If you already added Community Commons to your project you can create a java action (securePDF) with a filedocument as parameter. This will modify the filedocument.
The implementation is from the pdfbox documentation. Please note the hardcoded password. Consider this as a starting point. You could add the canEdit, canPrint etc as parameters.
// BEGIN USER CODE
IContext context = getContext();
ILogNode logger = Core.getLogger("SecurePDF");
logger.trace("Retrieve generated document");
PDDocument inputDoc = PDDocument.load(Core.getFileDocumentContent(context, filedocument.getMendixObject()));
// Define the length of the encryption key.
// Possible values are 40 or 128 (256 will be available in PDFBox 2.0).
int keyLength = 128;
AccessPermission ap = new AccessPermission();
// Disable printing, everything else is allowed
ap.setCanPrint(false);
ap.setCanAssembleDocument(false);
ap.setCanExtractContent(false);
ap.setCanExtractForAccessibility(false);
ap.setCanModify(false);
// Owner password (to open the file with all permissions) is "12345"

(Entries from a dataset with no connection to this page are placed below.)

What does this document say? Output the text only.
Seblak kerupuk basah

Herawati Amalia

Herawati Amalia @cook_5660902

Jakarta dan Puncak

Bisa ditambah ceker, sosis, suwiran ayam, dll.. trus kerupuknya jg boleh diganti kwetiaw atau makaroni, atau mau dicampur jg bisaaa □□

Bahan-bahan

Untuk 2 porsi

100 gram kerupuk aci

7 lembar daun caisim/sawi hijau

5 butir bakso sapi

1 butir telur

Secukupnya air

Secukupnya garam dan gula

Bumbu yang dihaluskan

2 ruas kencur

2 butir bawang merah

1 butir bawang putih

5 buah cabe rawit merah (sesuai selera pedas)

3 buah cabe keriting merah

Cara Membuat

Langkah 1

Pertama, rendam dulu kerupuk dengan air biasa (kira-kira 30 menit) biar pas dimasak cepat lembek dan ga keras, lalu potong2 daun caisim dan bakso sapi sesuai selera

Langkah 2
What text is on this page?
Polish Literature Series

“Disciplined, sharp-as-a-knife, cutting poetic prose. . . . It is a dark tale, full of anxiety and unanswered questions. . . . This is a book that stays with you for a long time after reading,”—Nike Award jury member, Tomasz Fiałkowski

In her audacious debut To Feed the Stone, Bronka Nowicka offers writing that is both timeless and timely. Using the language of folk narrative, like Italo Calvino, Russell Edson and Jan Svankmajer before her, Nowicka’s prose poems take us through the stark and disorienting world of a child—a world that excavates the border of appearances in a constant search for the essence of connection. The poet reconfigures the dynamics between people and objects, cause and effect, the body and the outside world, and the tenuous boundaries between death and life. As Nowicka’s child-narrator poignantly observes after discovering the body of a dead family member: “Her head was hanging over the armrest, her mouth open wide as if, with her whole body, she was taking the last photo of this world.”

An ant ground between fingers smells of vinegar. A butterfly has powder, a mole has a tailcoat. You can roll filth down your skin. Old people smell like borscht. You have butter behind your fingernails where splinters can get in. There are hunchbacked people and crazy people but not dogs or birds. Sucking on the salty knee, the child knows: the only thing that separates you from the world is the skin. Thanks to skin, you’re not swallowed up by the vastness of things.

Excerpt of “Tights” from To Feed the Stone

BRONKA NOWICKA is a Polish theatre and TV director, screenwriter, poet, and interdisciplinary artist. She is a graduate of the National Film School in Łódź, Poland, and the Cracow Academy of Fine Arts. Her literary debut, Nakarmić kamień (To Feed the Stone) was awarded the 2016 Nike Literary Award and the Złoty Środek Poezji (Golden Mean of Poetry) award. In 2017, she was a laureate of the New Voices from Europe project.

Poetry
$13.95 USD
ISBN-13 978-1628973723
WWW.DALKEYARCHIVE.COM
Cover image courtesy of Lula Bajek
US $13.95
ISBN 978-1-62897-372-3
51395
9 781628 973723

// User password (to open the file but with restricted permissions, is empty here)
StandardProtectionPolicy spp = new StandardProtectionPolicy("12345", "", ap);
spp.setEncryptionKeyLength(keyLength);
spp.setPermissions(ap);
inputDoc.protect(spp);
ByteArrayOutputStream output = new ByteArrayOutputStream();
inputDoc.save(output);
InputStream newContent = new ByteArrayInputStream(output.toByteArray());
logger.trace("Store result in original document");
Core.storeFileDocumentContent(context, filedocument.getMendixObject(), newContent);
logger.trace("Close PDFs");
inputDoc.close();
logger.trace("Secure PDF done");
return true;
// END USER CODE
Mendix can't do this natively. You can use the PDFBox Library (already part of the CommunityCommons module). See e.g. this StackOverflow thread or this tutorial.